Le mie vene pesano come macigni.
E passi.
E rumore, di storie che vanno.
Ho un corpo, ma è disteso.
Schiacciato, alzato, vecchio e nuovo.
Dove sono io?
A pezzi.
Grossi pezzi che muoiono, e che nella morte vivono. Attraversati, fotografati, immortalati dalle immagini di vecchi film.
I tuoi li ho visti spiando attraverso le crepe della mia pelle, oltre le mura delle mie ferite.
Là, dove dimorano come batteri gli umani, la luce danzava e il tuo lavoro scivolava.
Parlava anche di me.
E io sono grande, forse troppo per essere raccolta. Eppure ecco che rivedo le mie strade, e il mio sangue che zampilla dai crateri delle fontane.

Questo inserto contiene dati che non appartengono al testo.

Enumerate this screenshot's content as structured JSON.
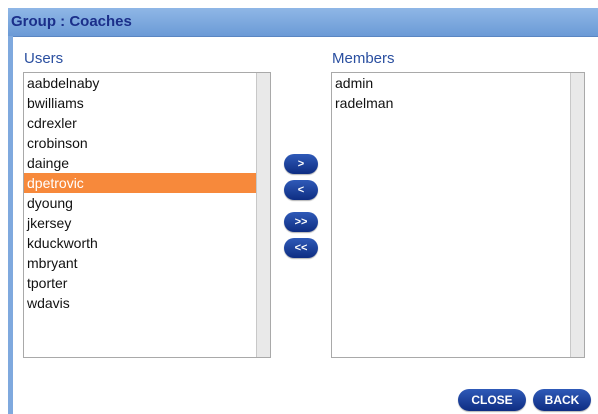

Ecco che, nei silenzi delle tue immagini, sento la mia voce.
Dei tuoi passi, mi ricordo.
La tua voce ancora risuona tra le mie ossa.
Il tuo circo balla, nelle fessure del mio cuore.
Nel tuo sguardo, riesco a vedere l’immagine di me.
Una città che non può usare uno specchio. E si cerca dove può.
Tra le vetrine dei negozi, gli occhi di chi la osserva.
Addio Maestro Fellini,
per te, sono ancora senza colori e ricca di contrasti. Come solo tu mi hai saputa raccontare.
Dall’Eterna che hai fatto diva. Silenziosa e presente.